Data Prep: Time to Smarten Up Your Data
Data preparation is the manipulation of data into a form suitable for further processing and analysis. It’s a demanding and labor-intensive stage that involves many different kinds of tasks and cannot be fully automated. It’s estimated that data preparation accounts for 60 percent-80 percent of the time spent on data mining projects.
"The true significance of data preparation lies in the early insights that will later manifest themselves in smarter, more contextual model results"
The technical preparation of the data is only part of this phase. Obviously, it’s mandatory to have clean and pretty data—to arrange the data in specific formats, to fill missing data entries, and reach some minimal data quality. Otherwise—garbage in, garbage out. But the true significance of data preparation lies in the early insights that will later manifest themselves in smarter, more contextual model results, and in greater model transparency. Without careful and thoughtful analysis, a data prep project might as well not occur.
One of the key contributions that can be made to the data during prep is smart transformations to the key predictors (independent variables). We sometimes forget that we want to exhaust the potential of the variables. This is a golden opportunity to create value, and if we fail to see this we might miss highly important aspects, and also lose meaningful prediction power.
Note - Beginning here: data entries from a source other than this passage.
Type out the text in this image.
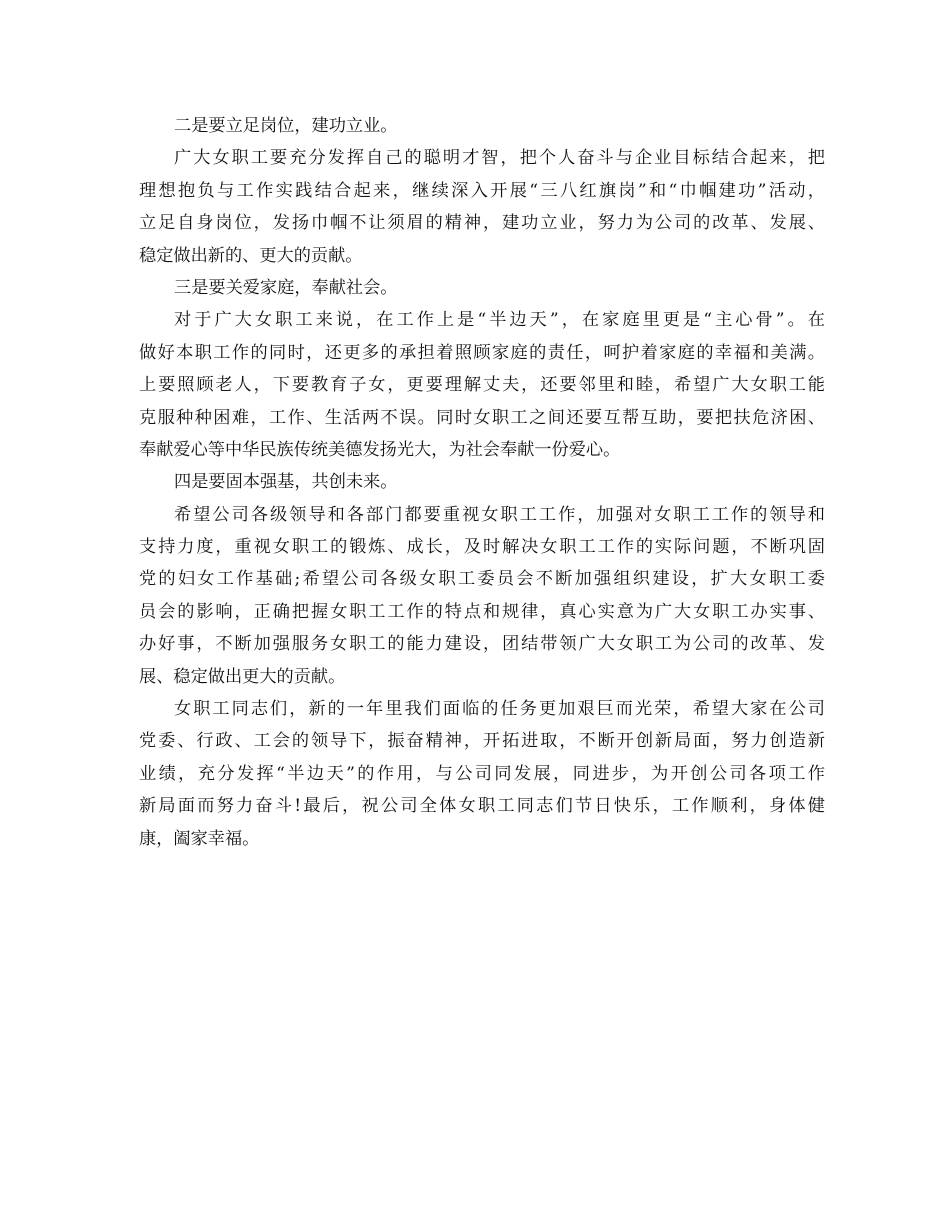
二是要立足岗位，建功立业。
广大女职工要充分发挥自己的聪明才智，把个人奋斗与企业目标结合起来，把
理想抱负与工作实践结合起来，继续深入开展“三八红旗岗”和“巾帼建功”活动，
立足自身岗位，发扬巾帼不让须眉的精神，建功立业，努力为公司的改革、发展、
稳定做出新的、更大的贡献。
三是要关爱家庭，奉献社会。
对于广大女职工来说，在工作上是“半边天”，在家庭里更是“主心骨”。在
做好本职工作的同时，还更多的承担着照顾家庭的责任，呵护着家庭的幸福和美满。
上要照顾老人，下要教育子女，更要理解丈夫，还要邻里和睦，希望广大女职工能
克服种种困难，工作、生活两不误。同时女职工之间还要互帮互助，要把扶危济困、
奉献爱心等中华民族传统美德发扬光大，为社会奉献一份爱心。
四是要固本强基，共创未来。
希望公司各级领导和各部门都要重视女职工工作，加强对女职工工作的领导和
支持力度，重视女职工的锻炼、成长，及时解决女职工工作的实际问题，不断巩固
党的妇女工作基础;希望公司各级女职工委员会不断加强组织建设，扩大女职工委
员会的影响，正确把握女职工工作的特点和规律，真心实意为广大女职工办实事、
办好事，不断加强服务女职工的能力建设，团结带领广大女职工为公司的改革、发
展、稳定做出更大的贡献。
女职工同志们，新的一年里我们面临的任务更加艰巨而光荣，希望大家在公司
党委、行政、工会的领导下，振奋精神，开拓进取，不断开创新局面，努力创造新
业绩，充分发挥“半边天”的作用，与公司同发展，同进步，为开创公司各项工作
新局面而努力奋斗!最后，祝公司全体女职工同志们节日快乐，工作顺利，身体健
康，阖家幸福。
In their default form, many of our variables have some given, limited level of information within them. Our job is to make them more informative. In other words, we want to squeeze more information out of them. We want to help them tell the story they want to tell but sometimes have a limited ability to do so on their own.
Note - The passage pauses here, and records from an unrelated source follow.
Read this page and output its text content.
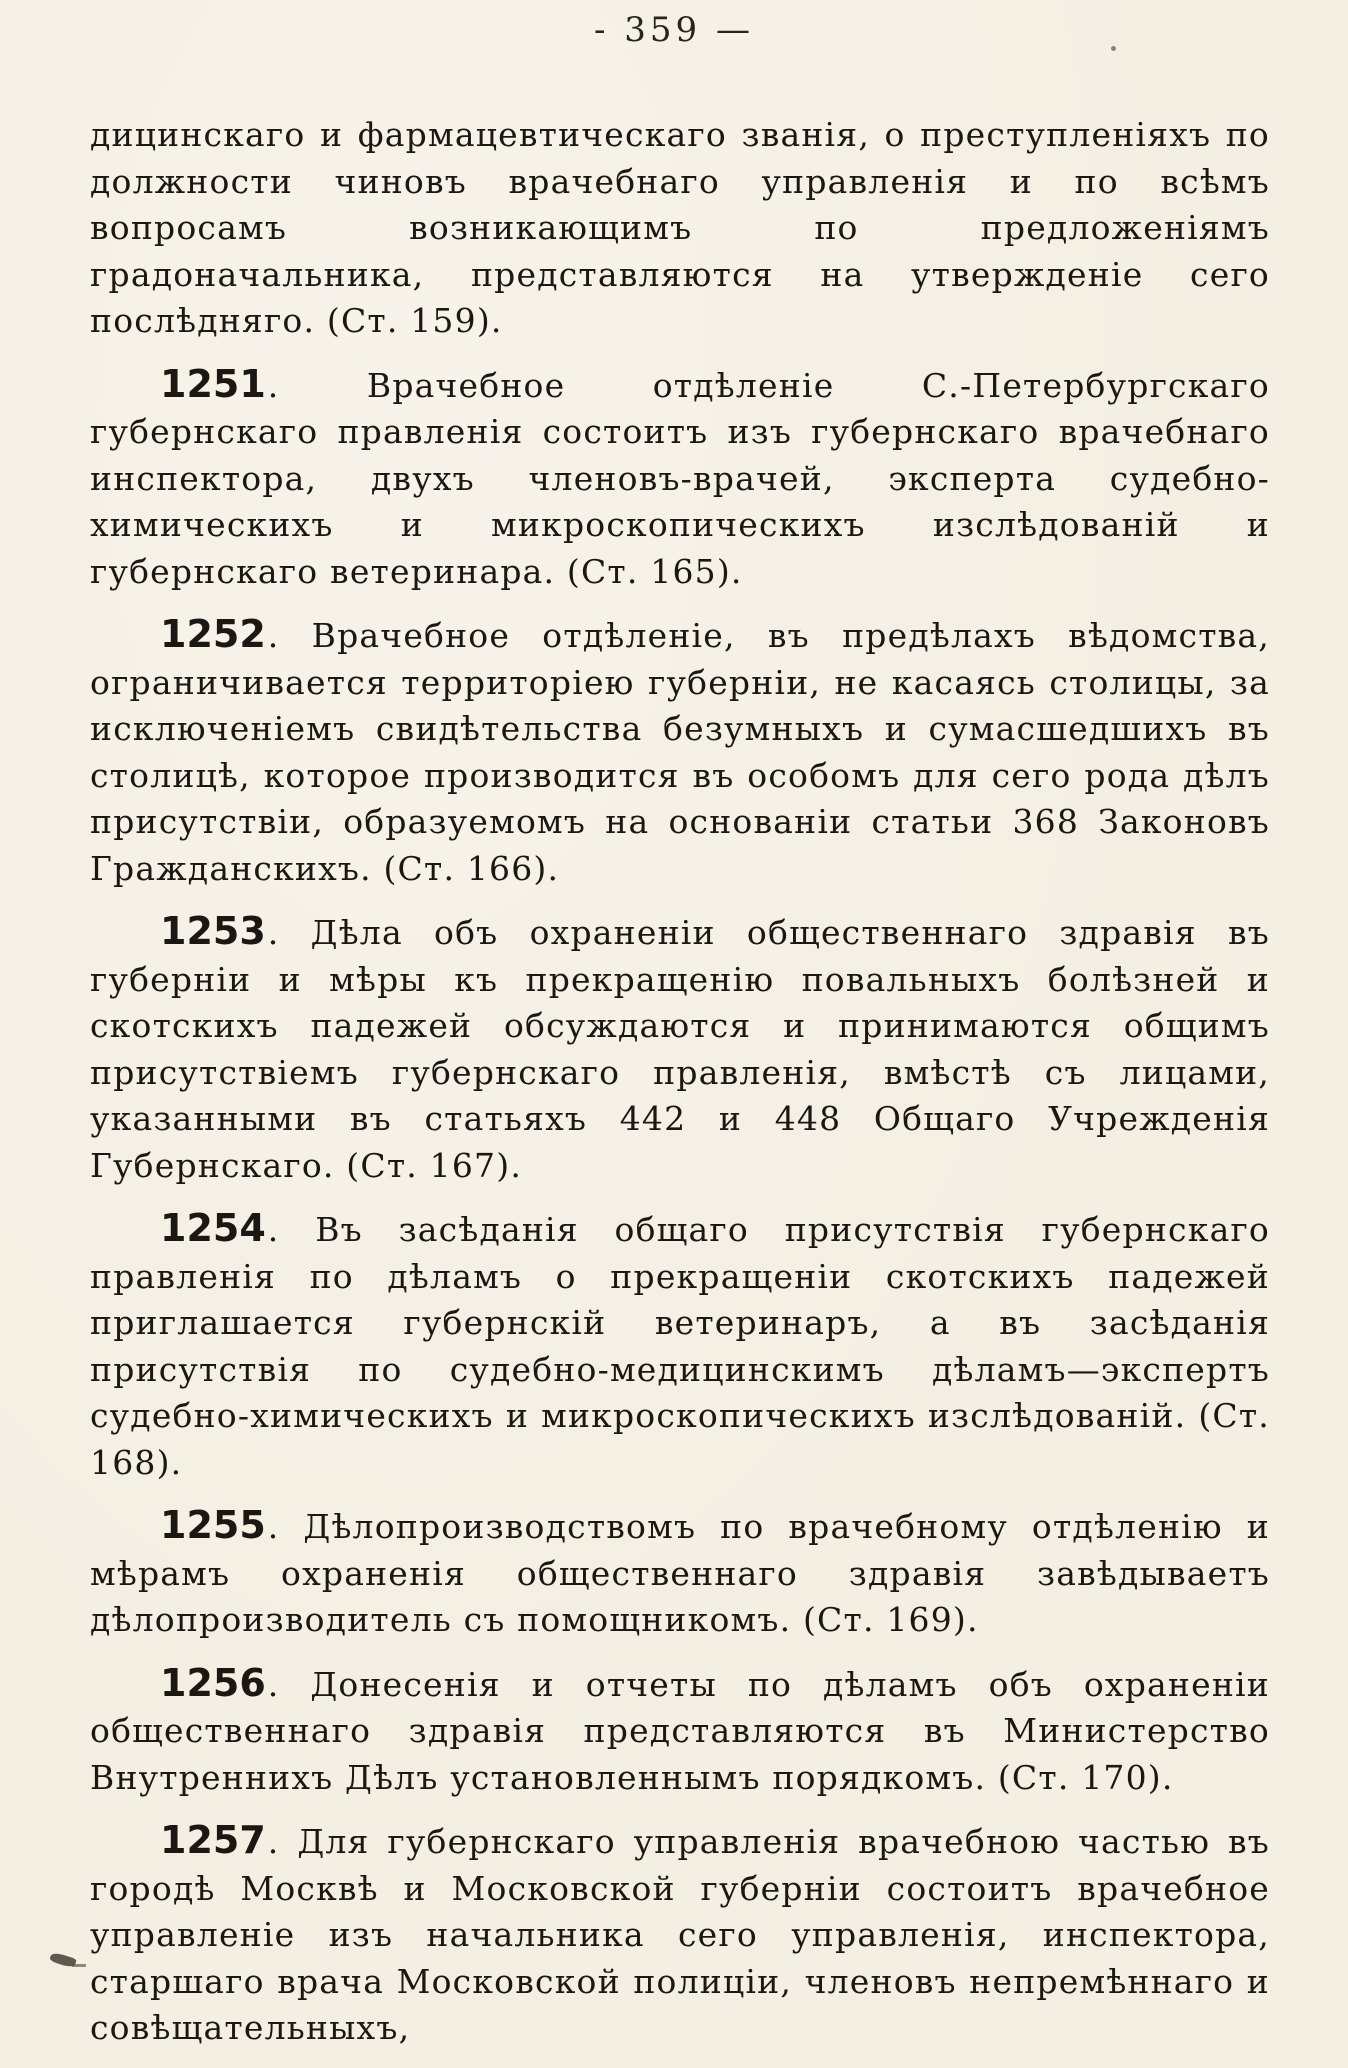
- 359 —

дицинскаго и фармацевтическаго званія, о преступленіяхъ по должности чиновъ врачебнаго управленія и по всѣмъ вопросамъ возникающимъ по предложеніямъ градоначальника, представляются на утвержденіе сего послѣдняго. (Ст. 159).

1251. Врачебное отдѣленіе С.-Петербургскаго губернскаго правленія состоитъ изъ губернскаго врачебнаго инспектора, двухъ членовъ-врачей, эксперта судебно-химическихъ и микроскопическихъ изслѣдованій и губернскаго ветеринара. (Ст. 165).

1252. Врачебное отдѣленіе, въ предѣлахъ вѣдомства, ограничивается территоріею губерніи, не касаясь столицы, за исключеніемъ свидѣтельства безумныхъ и сумасшедшихъ въ столицѣ, которое производится въ особомъ для сего рода дѣлъ присутствіи, образуемомъ на основаніи статьи 368 Законовъ Гражданскихъ. (Ст. 166).

1253. Дѣла объ охраненіи общественнаго здравія въ губерніи и мѣры къ прекращенію повальныхъ болѣзней и скотскихъ падежей обсуждаются и принимаются общимъ присутствіемъ губернскаго правленія, вмѣстѣ съ лицами, указанными въ статьяхъ 442 и 448 Общаго Учрежденія Губернскаго. (Ст. 167).

1254. Въ засѣданія общаго присутствія губернскаго правленія по дѣламъ о прекращеніи скотскихъ падежей приглашается губернскій ветеринаръ, а въ засѣданія присутствія по судебно-медицинскимъ дѣламъ—экспертъ судебно-химическихъ и микроскопическихъ изслѣдованій. (Ст. 168).

1255. Дѣлопроизводствомъ по врачебному отдѣленію и мѣрамъ охраненія общественнаго здравія завѣдываетъ дѣлопроизводитель съ помощникомъ. (Ст. 169).

1256. Донесенія и отчеты по дѣламъ объ охраненіи общественнаго здравія представляются въ Министерство Внутреннихъ Дѣлъ установленнымъ порядкомъ. (Ст. 170).

1257. Для губернскаго управленія врачебною частью въ городѣ Москвѣ и Московской губерніи состоитъ врачебное управленіе изъ начальника сего управленія, инспектора, старшаго врача Московской полиціи, членовъ непремѣннаго и совѣщательныхъ,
One common way to achieve this is by using data transformations. Transformations are a very effective instrument by which we can help the data become more informative and tell its story.
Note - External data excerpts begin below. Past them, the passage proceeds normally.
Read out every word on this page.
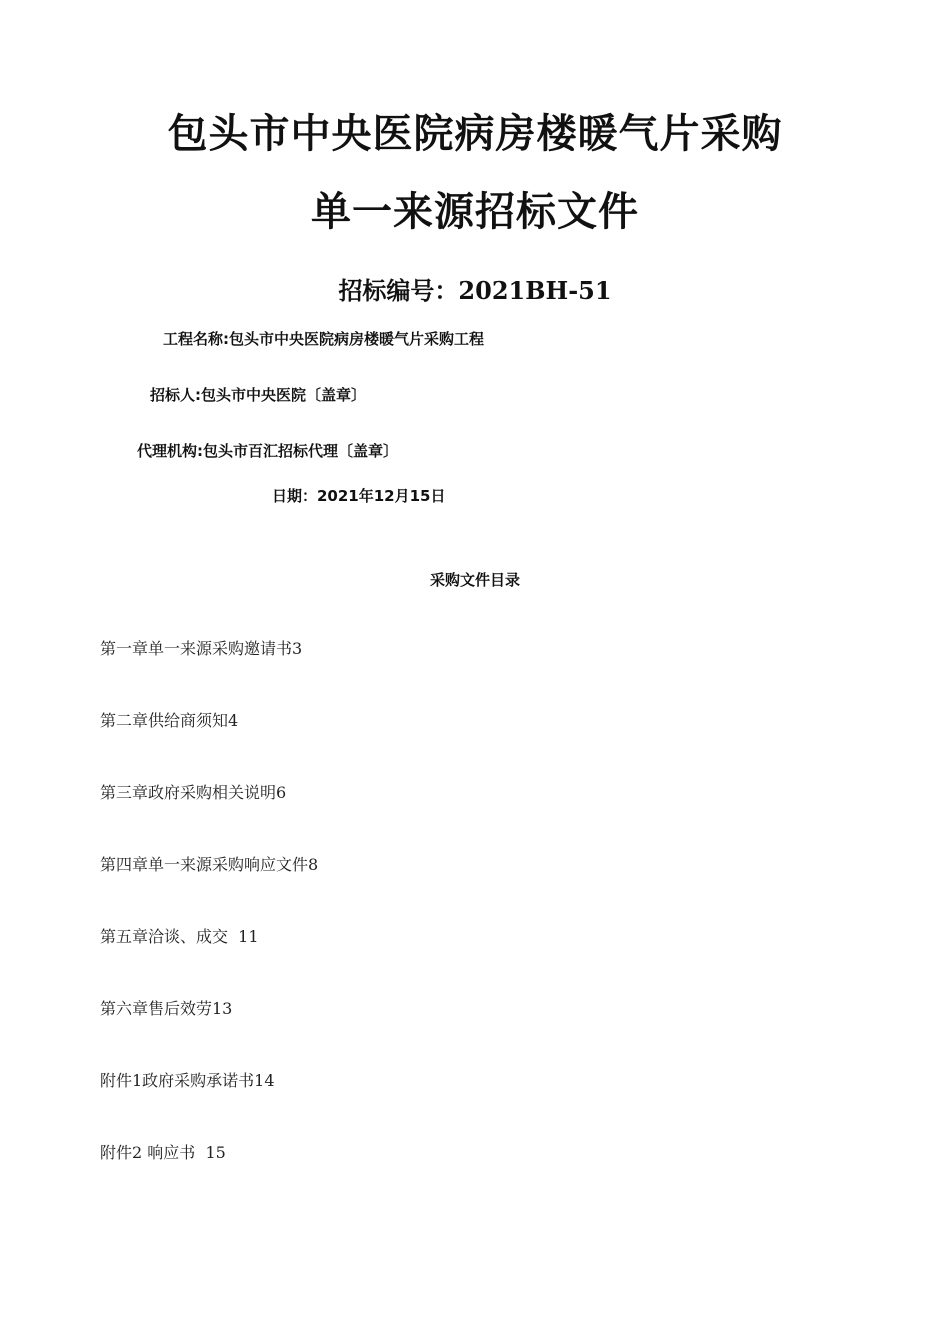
包头市中央医院病房楼暖气片采购
单一来源招标文件
招标编号：2021BH-51
工程名称:包头市中央医院病房楼暖气片采购工程
招标人:包头市中央医院〔盖章〕
代理机构:包头市百汇招标代理〔盖章〕
日期：2021年12月15日
采购文件目录
第一章单一来源采购邀请书3
第二章供给商须知4
第三章政府采购相关说明6
第四章单一来源采购响应文件8
第五章洽谈、成交  11
第六章售后效劳13
附件1政府采购承诺书14
附件2 响应书  15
I’ll try to illustrate this point using an example from e-commerce. Many times we take the number of orders as a predictor of LTV. But it's common knowledge that the gap between the 1st and 2nd orders has by far the largest impact and reflects a much more critical stage in predicting a customer's future activity then the gap between orders 21, 22, 101, 102 etc. The absolute difference in both cases is the same (1 order), but the first situation tells us much more than the second one.
In this case, we can achieve better effectiveness from our data if we use a logarithmic transformation on such a field.
Moreover, just because a variable naturally has some specific scale (such as USD, days, etc.) it doesn’t mean that we should stick with that scale or that that scale is necessarily the most informative one. I often find that common sense and basic business understanding can be translated into some simple arithmetic actions that eventually make the difference.
As another example, we can combine several variables that have different scales into one factor that reflects the value of all three, such as in RFM segmentation (making 3 continuous variables into one discrete variable, which can bring much more efficiency and decrease redundancy).
In both instances, the key is stepping back from the data, looking at the big picture and integrating business considerations into the data. A well-known saying is that “although we often hear that data speak for themselves, its voices can be soft.” Smart transformation during data prep can make your data’s voice loud and clear.
Room of Influence
To sum up, data prep shouldn’t be viewed as a burden but rather as an essential golden opportunity for smartening up your data. Beyond the technical aspects, which are mandatory, one important challenge is to get the data to be as valuable and informative as possible. This is where the data scientist has a very large room of influence, and where his abilities are put to the test.
Do this process well and you could save time and spare model complexity later. Often, good transformations that rely on a solid understanding of the data will enable you to use simpler models to solve the given problem, and will save many re-iterations and minor calibrations. So invest time and energy here, and it will pay off!